Esistono emozioni di base (o primarie) ed emozioni secondarie. Le emozioni di base sono comuni agli uomini, nei quali compaiono fin da bambini, e agli animali più evoluti (alcuni dei quali, come i cani, addirittura riconoscono le nostre emozioni) e possiamo definirle “universali”. Sono quelle legate alla sopravvivenza, alla possibilità di portare a termine le azioni intraprese e alla costruzione delle relazioni. Sono: gioia, tristezza, paura e rabbia, sorpresa, disprezzo e disgusto.

Le emozioni complesse, o sociali, sono invece legate allo sviluppo della conoscenza e della società in cui si vive: si tratta di vergogna, senso di colpa, invidia o gelosia, tanto per citarne alcune. Il riconoscimento e la gestione delle emozioni sono abilità importantissime che vanno incentivate e sviluppate già dai primi anni di vita del bambino. Il linguaggio è la chiave per farlo; giocare a dare i nomi a quello che si prova è una possibile strategia. Una “fifa blu”, “rosso di vergogna”, “giallo di gelosia”, “verde d’invidia”, “arancione di gioia” e “grigio di tristezza”. Le emozioni sono come uno spettro di colori, ci attraversano, ma non sempre siamo capaci di dare loro un nome: è importante imparare fin da piccoli a riconoscerle e a gestirle, per uno sviluppo equilibrato.

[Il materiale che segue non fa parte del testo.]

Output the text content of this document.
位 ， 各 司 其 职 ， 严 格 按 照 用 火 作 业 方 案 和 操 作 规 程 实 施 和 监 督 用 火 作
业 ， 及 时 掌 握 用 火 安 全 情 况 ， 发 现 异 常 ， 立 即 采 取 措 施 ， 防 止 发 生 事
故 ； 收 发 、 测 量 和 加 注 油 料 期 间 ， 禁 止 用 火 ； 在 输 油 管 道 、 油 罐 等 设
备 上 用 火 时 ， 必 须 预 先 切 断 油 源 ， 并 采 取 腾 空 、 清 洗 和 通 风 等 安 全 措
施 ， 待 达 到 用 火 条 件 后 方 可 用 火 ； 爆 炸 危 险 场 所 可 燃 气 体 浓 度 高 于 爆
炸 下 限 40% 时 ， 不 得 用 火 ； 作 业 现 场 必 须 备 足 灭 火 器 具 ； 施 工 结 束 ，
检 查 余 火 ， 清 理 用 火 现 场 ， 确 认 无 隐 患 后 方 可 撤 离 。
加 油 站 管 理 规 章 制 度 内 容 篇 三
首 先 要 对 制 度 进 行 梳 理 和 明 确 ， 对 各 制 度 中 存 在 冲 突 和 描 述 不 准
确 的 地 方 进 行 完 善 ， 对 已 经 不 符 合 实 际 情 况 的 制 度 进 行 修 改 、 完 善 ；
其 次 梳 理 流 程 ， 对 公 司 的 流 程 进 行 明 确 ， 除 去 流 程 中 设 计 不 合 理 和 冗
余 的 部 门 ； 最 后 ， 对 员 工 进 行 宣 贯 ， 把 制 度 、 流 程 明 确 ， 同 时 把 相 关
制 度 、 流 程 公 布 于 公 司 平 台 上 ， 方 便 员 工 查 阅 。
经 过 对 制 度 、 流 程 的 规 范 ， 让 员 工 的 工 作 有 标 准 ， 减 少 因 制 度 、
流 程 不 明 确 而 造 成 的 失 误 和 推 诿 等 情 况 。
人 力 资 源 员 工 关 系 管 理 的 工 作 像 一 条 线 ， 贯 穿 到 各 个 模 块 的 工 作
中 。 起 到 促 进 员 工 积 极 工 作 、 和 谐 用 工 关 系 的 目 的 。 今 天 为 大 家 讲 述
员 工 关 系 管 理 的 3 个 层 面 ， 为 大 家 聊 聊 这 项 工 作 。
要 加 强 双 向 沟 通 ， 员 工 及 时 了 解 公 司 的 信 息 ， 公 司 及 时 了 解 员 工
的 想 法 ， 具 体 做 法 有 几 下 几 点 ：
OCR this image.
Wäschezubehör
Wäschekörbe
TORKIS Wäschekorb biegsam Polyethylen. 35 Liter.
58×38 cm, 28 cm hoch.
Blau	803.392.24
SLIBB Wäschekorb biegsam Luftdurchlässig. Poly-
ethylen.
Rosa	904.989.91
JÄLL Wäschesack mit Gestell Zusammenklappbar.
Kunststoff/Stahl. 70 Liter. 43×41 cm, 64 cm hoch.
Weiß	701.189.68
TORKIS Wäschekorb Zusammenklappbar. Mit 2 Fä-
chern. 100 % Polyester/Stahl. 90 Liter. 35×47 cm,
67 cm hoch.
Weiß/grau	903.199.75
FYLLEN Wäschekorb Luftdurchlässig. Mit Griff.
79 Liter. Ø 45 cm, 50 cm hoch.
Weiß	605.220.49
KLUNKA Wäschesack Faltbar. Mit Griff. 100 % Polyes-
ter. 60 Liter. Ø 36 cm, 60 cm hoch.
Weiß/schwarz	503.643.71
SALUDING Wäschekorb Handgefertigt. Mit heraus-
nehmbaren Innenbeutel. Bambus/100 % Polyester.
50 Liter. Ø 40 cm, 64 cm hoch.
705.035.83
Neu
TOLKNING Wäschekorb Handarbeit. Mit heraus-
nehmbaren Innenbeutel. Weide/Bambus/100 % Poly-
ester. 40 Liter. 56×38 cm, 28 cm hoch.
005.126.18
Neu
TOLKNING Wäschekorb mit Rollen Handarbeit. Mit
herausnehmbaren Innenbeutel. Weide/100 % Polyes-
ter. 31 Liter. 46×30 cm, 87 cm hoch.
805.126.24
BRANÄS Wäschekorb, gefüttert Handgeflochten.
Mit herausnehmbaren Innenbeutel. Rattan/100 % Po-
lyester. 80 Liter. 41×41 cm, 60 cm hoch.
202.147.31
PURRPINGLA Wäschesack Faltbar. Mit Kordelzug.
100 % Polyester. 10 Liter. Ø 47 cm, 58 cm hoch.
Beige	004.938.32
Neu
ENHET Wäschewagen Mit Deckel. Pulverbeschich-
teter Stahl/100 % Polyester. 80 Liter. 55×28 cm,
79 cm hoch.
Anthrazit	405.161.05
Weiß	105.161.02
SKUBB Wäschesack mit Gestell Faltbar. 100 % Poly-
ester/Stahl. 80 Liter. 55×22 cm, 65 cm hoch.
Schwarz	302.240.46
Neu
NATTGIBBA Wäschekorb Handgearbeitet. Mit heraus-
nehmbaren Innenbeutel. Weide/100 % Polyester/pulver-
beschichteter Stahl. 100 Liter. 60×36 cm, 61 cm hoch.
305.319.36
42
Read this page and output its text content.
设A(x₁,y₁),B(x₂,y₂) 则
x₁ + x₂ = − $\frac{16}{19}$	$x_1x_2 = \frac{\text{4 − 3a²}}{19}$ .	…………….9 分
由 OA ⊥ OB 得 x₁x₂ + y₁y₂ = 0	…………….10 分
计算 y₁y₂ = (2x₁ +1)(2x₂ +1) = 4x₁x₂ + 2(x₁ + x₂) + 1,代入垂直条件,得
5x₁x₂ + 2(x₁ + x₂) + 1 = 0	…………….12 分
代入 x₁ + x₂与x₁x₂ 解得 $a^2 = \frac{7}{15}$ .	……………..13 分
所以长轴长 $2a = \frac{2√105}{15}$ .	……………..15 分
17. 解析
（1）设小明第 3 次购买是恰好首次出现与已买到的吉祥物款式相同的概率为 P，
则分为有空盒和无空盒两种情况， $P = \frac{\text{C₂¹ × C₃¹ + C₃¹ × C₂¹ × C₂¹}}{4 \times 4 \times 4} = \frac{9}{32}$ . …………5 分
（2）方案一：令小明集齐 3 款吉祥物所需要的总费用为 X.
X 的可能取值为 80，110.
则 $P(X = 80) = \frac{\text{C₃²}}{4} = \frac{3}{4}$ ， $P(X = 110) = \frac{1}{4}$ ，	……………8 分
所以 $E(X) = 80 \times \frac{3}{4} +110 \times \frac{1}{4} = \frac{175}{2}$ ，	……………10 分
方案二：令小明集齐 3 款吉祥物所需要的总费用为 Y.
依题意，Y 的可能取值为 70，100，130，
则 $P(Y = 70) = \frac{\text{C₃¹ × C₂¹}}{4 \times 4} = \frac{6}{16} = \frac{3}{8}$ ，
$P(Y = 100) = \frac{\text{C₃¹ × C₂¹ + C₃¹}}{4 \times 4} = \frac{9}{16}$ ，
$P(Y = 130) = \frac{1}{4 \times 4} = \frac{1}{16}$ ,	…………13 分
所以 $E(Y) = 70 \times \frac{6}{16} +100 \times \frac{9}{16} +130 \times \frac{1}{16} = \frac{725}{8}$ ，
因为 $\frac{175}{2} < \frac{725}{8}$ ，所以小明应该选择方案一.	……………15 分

Spesso, in famiglia come a scuola, si presta molta attenzione allo sviluppo cognitivo del bambino, poco a quello emotivo. Il risultato si nota in adulti incapaci di gestire le proprie emozioni, con esiti in alcuni casi anche abbastanza infelici.

Come raccontare le emozioni ai bambini?

Soffermandosi su quello che provano in un determinato momento, dando un nome ai loro stati d’animo riportando e descrivendo i propri, raccontando ad esempio, fiabe o storie che narrino di ciò che si prova cercando magari di simulare qualche emozione. La narrazione “condivisa”, ricordiamolo, è un ottimo strumento per conoscere, elaborare e dare un nome ai propri vissuti. L’ASCOLTO è fondamentale, non dimentichiamolo; ascoltare e parlare, spronando i bambini a dare un nome alle cose che provano, è indispensabile perché più è vasto il loro linguaggio, meglio riescono a descrivere ciò che sentono, più saranno capaci di gestirlo. Questo vale anche con i bambini piccoli, che non hanno un vocabolario molto ricco.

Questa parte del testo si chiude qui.